Voilà deux étés que l’ennui
M’a dans ses liens…
A quoi rime la vie sans toi ?
Sans doute à rien !
Dans ma mémoire endolorie,
Il danse mille souvenirs.
Pour alléger mes insomnies,
Je me replonge
Dans tes promesses d’avenir…
Que de mensonges !
Je n’ai jamais pu me résoudre
A détruire toutes ces lettres,
Parchemins étoilés de poudre
Aux yeux, de vent…
Mon cœur en gémira peut-être
Encor longtemps,
Pourtant, l’impression de t’entendre,
En lisant ces vaines paroles,
Garde un peu de chaud sous la cendre :
Une présence
Qui me caresse, et me console
De ton absence…
Texte composé dans le cadre d'un défi, avec comme seule contrainte d'écrire à partir du titre "Parchemins étoilés" (Poésieland)
18 juin 2008
A dans pas si longtemps...
Bonjour à vous,
Voici venu pour moi le temps des vacances, le départ est dans quelques heures. Promis, j'ai tout préparé, je n'oublierai rien, et je penserai à vous lorsque je serai sous le soleil de l'Egypte.
Je répondrai à vos commentaires à mon retour... d'ici deux petites semaines.
Et bien sûr, je vous ramènerai sans aucun doute un petit poème de mon voyage.
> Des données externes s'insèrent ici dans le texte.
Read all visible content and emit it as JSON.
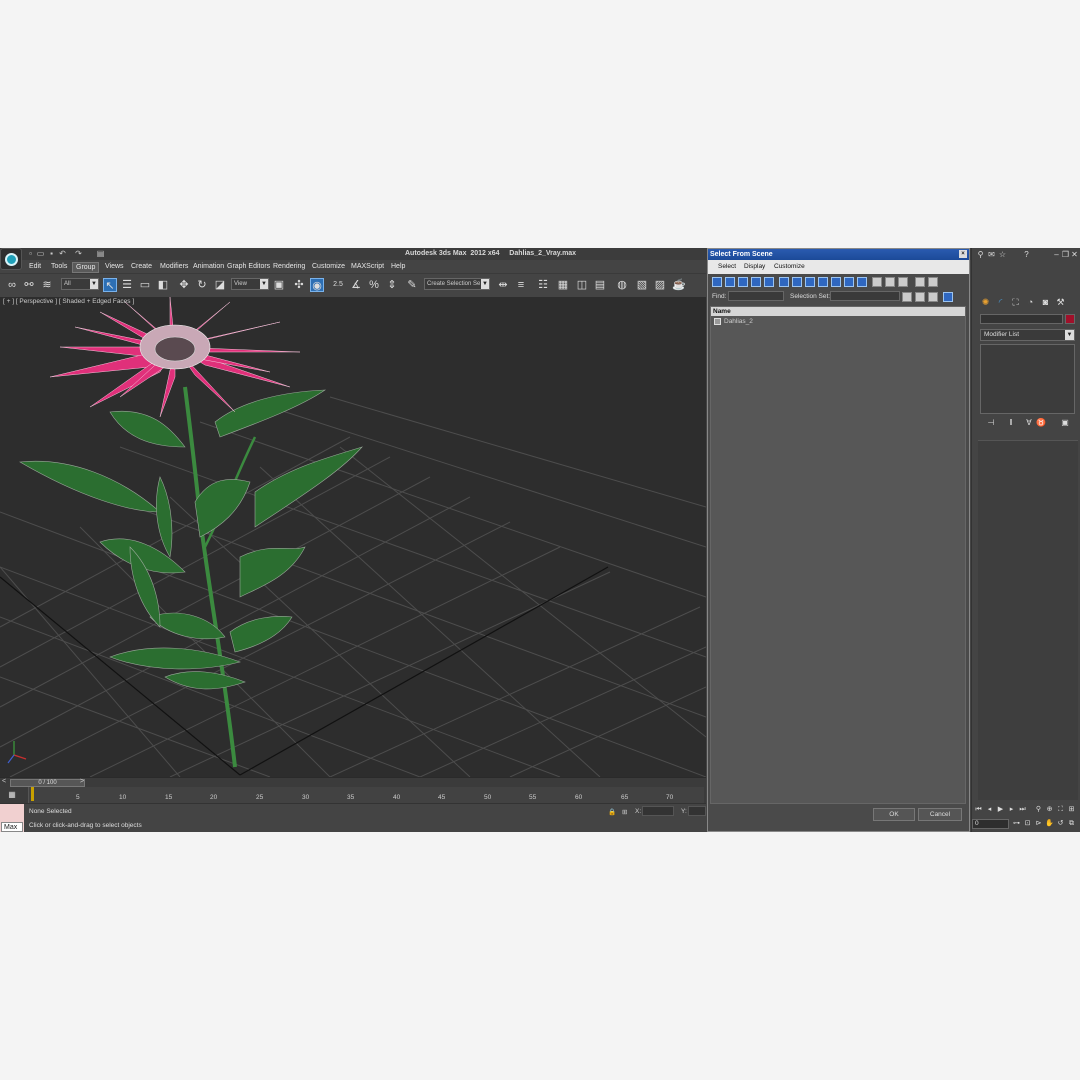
{
  "window": {
    "title": "Autodesk 3ds Max  2012 x64     Dahlias_2_Vray.max"
  },
  "menu": {
    "items": [
      "Edit",
      "Tools",
      "Group",
      "Views",
      "Create",
      "Modifiers",
      "Animation",
      "Graph Editors",
      "Rendering",
      "Customize",
      "MAXScript",
      "Help"
    ],
    "active_index": 2
  },
  "toolbar": {
    "filter_value": "All",
    "refcoord_value": "View",
    "selection_set_placeholder": "Create Selection Se",
    "snap_label": "2.5"
  },
  "viewport": {
    "label": "[ + ] [ Perspective ] [ Shaded + Edged Faces ]"
  },
  "timeline": {
    "frame_readout": "0 / 100",
    "ticks": [
      "5",
      "10",
      "15",
      "20",
      "25",
      "30",
      "35",
      "40",
      "45",
      "50",
      "55",
      "60",
      "65",
      "70"
    ]
  },
  "status": {
    "selection": "None Selected",
    "prompt": "Click or click-and-drag to select objects",
    "x_label": "X:",
    "y_label": "Y:",
    "max_label": "Max"
  },
  "dialog": {
    "title": "Select From Scene",
    "menu": [
      "Select",
      "Display",
      "Customize"
    ],
    "find_label": "Find:",
    "selection_set_label": "Selection Set:",
    "column_name": "Name",
    "objects": [
      "Dahlias_2"
    ],
    "ok_label": "OK",
    "cancel_label": "Cancel",
    "close_glyph": "×"
  },
  "command_panel": {
    "modifier_list": "Modifier List",
    "object_color": "#a0102a",
    "frame_value": "0"
  },
  "colors": {
    "accent": "#2d6fb4",
    "flower_petal": "#e0307a",
    "leaf": "#2e7a34",
    "viewport_bg": "#2d2d2d"
  }
}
Je vous laisse les clés de la maison.
A bientôt, à dans pas si longtemps...
Ny-Haja
16 juin 2008
sale petit diable
Une paire de doigts agiles
Court et claque sur les boutons ;
Petites phalanges serviles
Semblent prises de convulsions…
Le ciel peut s’écrouler, le monde
Peut brûler, l’orage éclater !
Tant pis, maman, si tu me grondes…
« Laisse-moi, je suis occupé ! »
La mission qui m’incombe là
Est de la plus haute importance,
Le château n’est plus qu’à deux pas…
Encore une ou deux performances,
Et je serai face au geôlier
De la jolie princesse en rose !
Et quand je l’aurai délivrée,
Je me permettrai une pause,
Une seule, le temps de mettre
Un autre jeu dans la machine !
Puis j’irai terminer, peut-être,
Mon colin et mes aubergines !
Il faut bien que j’arrive à bout
De ces tortues qui me torturent !
« Voilà ! Je tombe dans un trou !
Ta faute, si la partie dure !
Non ! Elle est à moi la console !
De quel droit me la confisquer ?
Je t’ai vue hier avec Paul…
Je vous ai vus vous embrasser…
Alors, si tu ne me rends pas
Ce qui m’appartient, maintenant,
Je rapporterai à papa
Que… que… que tu as un amant ! »
14 juin 2008
sur trois accords majeurs
Sur trois accords majeurs,
On peut marquer des cœurs
A l’encre indélébile
D’un air un peu facile.
Les petits mots, toujours
Les mêmes : mon amour…
Je t’aime… Embrasse-moi…
Je n’ai d’yeux que pour toi…
Et le ciel sirupeux,
Immuablement bleu,
Comme s’il ne faisait
Jamais pleurer juillet…
J’en suis venu à croire
Que, pour gagner la gloire,
Il suffit d’une voix
Et d’un joli minois !
Sur trois accords majeurs,
On peut toucher des cœurs ;
Tu n’as pas oublié
Ce mièvre slow d’été.
Quand la salle des fêtes
De Bures-sur-Yvette
Acclamait les mariés
(Ta cousine et Xavier),
Tu voyageais ailleurs,
Dans les bras cajoleurs
De celui qui entra
Dans ta vie ce jour-là ;
Vous dansiez, tendrement,
Sur ce hit pathétique,
Ce gros hit inhérent
A ce moment magique
Que fut votre rencontre ;
Comme quoi, tout démontre
Que trois accords majeurs
Peuvent lier des cœurs,
Et demeurer longtemps
Dans la tête des gens.
13 juin 2008
la question qui fâche
Bien sûr, les couchers de soleil sur le Canal du Mozambique,
Les chants, les voix d’enfants, à l’heure de l’école coranique,
Et ces parties de cache-cache entre les manguiers du jardin,
Après s'être empiffrés de jaque ou régalés de fruits à pain,
Bien sûr, les nacots aux fenêtres, les ventilateurs pendus
Au plafond, qui nous soulageaient de cette touffeur assidue,
Les odeurs de terre brûlée chaque fois que le ciel pleurait,
Lacérait la tôle ondulée du toit – ce bruit-là me berçait,
Bien sûr, les agiles marchandes portant sur leurs frêles têtes
Le poids de ce qu’elles vendaient sur le trottoir, à la sauvette,
Les garçonnets courant pieds nus derrière un ballon de fortune,
Et les pêcheurs, en galawas, partis au large sous la lune,
Bien sûr, les bidons un peu lourds qu’avec ma soeur nous ramenions
Du puits, alors que nous n’avions pas l’eau potable à la maison,
Les dîners souvent partagés avec les visiteurs du soir,
La radio qui racontait la France que nous rêvions de voir…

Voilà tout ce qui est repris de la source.